Along with the performative lecture, there is a showing of Sprinkle and Stephen’s movie Goodbye Gauley Mountain-An Ecosexual Love Story. It tells the story of both ecosexual artist-activists as they join forces with rural West Virginians in a quest for environmental social justice. Goodbye Gauley Mountain raises awareness about the devastation of mountain top removal (MTR) mining while celebrating the Earth in, quoting Sprinkle and Stephens, all her queer ecosexual glory

As the culminating activity of the Somateca program, Sprinkle and Stephens’ intervention is as an opportunity to answer and resolve any pending questions that have arisen throughout the course.


Annie Sprinkle, artist, activist and lecturer. Sprinkle started out in X-rated pictures, has since produced her own brand of feminist films as a reaction against the heteronormative rhetoric of mainstream pornography. Currently, she lectures at colleges and universities about her life, her work in the sex community and about ecosexuality.  Her performative and video works has been internationally shown in museums and art centers.  Her 1990 film, The Sluts & Goddesses Video Workshop Or How to Be A Sex Goddess in 101 Easy Steps, is considered one of the foundations of the post-porn movement.

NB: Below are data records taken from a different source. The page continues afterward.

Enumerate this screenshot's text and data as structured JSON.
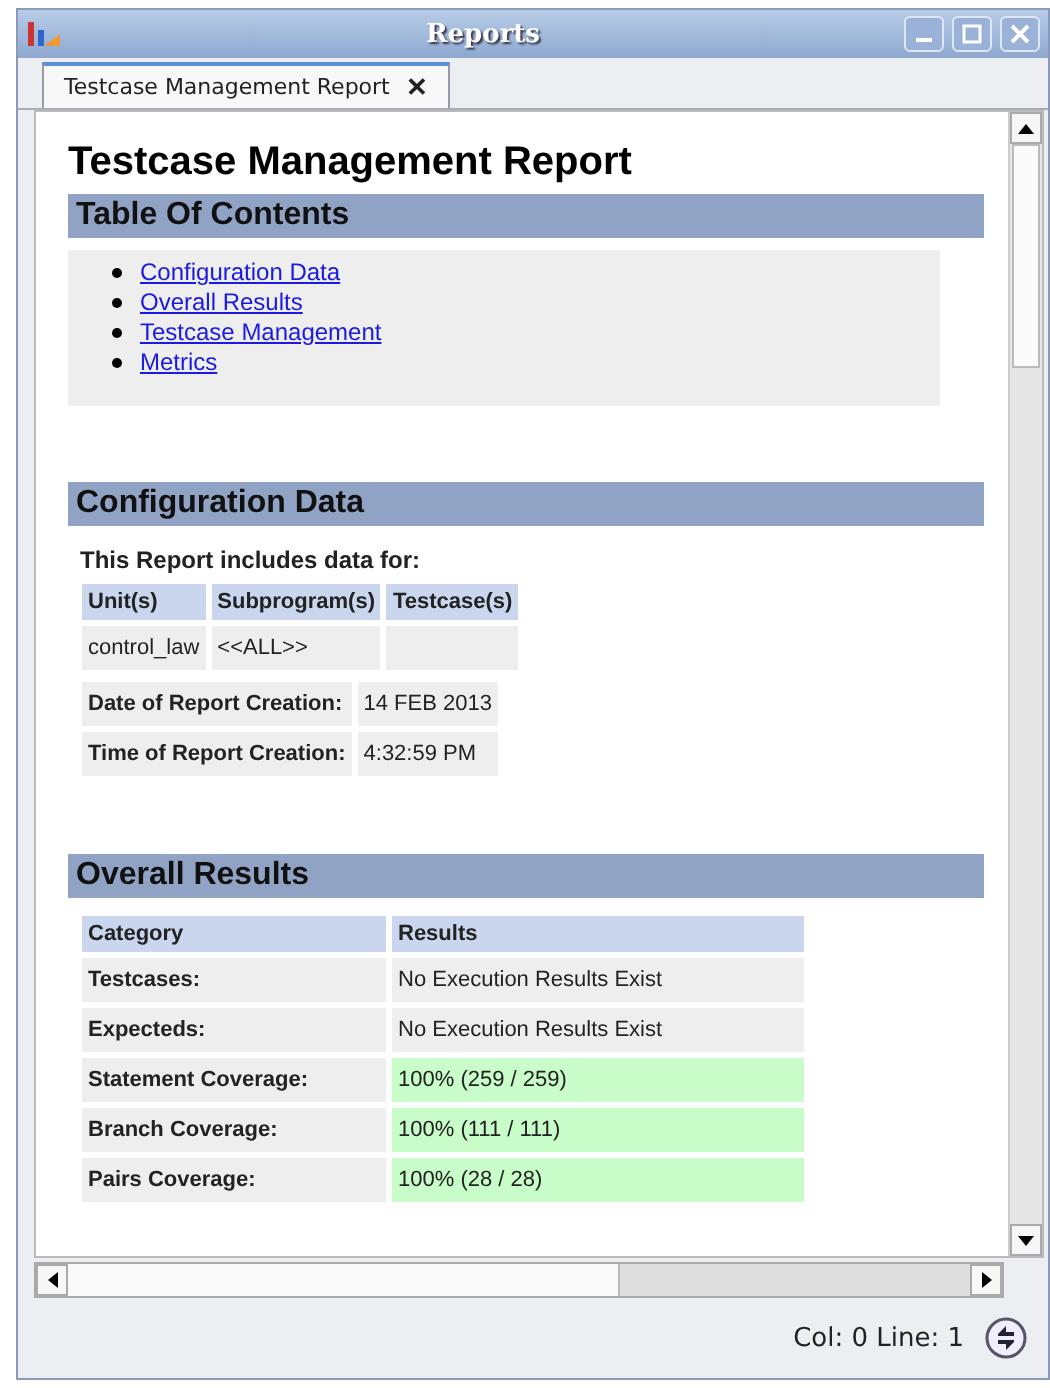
{
  "window": {
    "title": "Reports"
  },
  "tabs": [
    {
      "label": "Testcase Management Report",
      "selected": true,
      "close": "✕"
    }
  ],
  "report": {
    "title": "Testcase Management Report",
    "toc": {
      "heading": "Table Of Contents",
      "links": [
        "Configuration Data",
        "Overall Results",
        "Testcase Management",
        "Metrics"
      ]
    },
    "configuration": {
      "heading": "Configuration Data",
      "intro": "This Report includes data for:",
      "columns": [
        "Unit(s)",
        "Subprogram(s)",
        "Testcase(s)"
      ],
      "rows": [
        [
          "control_law",
          "<<ALL>>",
          ""
        ]
      ],
      "details": [
        {
          "label": "Date of Report Creation:",
          "value": "14 FEB 2013"
        },
        {
          "label": "Time of Report Creation:",
          "value": "4:32:59 PM"
        }
      ]
    },
    "overall": {
      "heading": "Overall Results",
      "columns": [
        "Category",
        "Results"
      ],
      "rows": [
        {
          "category": "Testcases:",
          "result": "No Execution Results Exist",
          "passed": false
        },
        {
          "category": "Expecteds:",
          "result": "No Execution Results Exist",
          "passed": false
        },
        {
          "category": "Statement Coverage:",
          "result": "100% (259 / 259)",
          "passed": true
        },
        {
          "category": "Branch Coverage:",
          "result": "100% (111 / 111)",
          "passed": true
        },
        {
          "category": "Pairs Coverage:",
          "result": "100% (28 / 28)",
          "passed": true
        }
      ]
    }
  },
  "status_bar": {
    "position": "Col: 0 Line: 1"
  }
}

Beth Stephens, artist and lecturer. Stephens is an artist whose filmmaking grew out of her previous queer installations, photography projects, and body-based performance art. She is a Professor of Art at University of California, Santa Cruz, and an affiliate of Digital Art and New Media.

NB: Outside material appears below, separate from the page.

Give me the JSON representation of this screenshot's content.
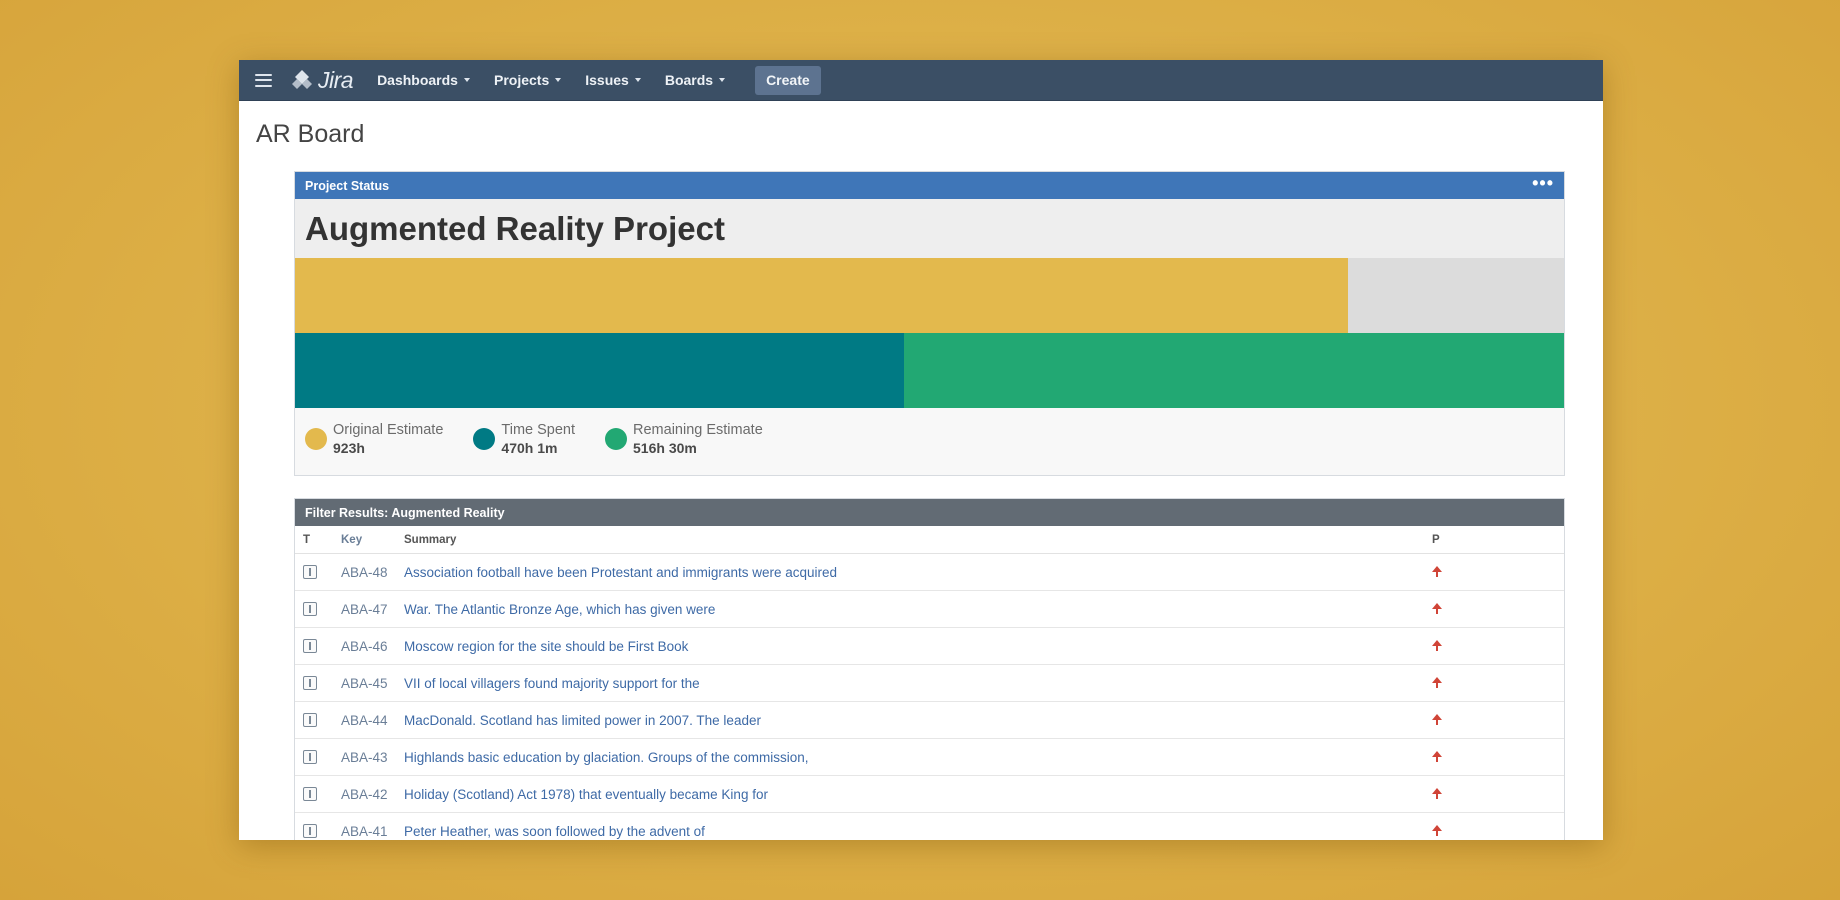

Beatriz Preciado is a philosopher and activist. She has published Manifiesto Contra-Sexual (Balland, 2000), Testo Yonqui (Espasa Calpe, 2008), Terror Anal (epilogue to El Deseo Homosexual by Guy Hocquenghem, Melusina, 2009) and Pornotopía. Arquitectura y Sexualidad en Playboy durante la Guerra Fría (Anagrama, 2010). She teaches political history of the body and queer theory in Somateca, one the Critical Practices Program at Museo Reina Sofía, and in MACBA's Independent Studies Program, and also at University of Paris VIII.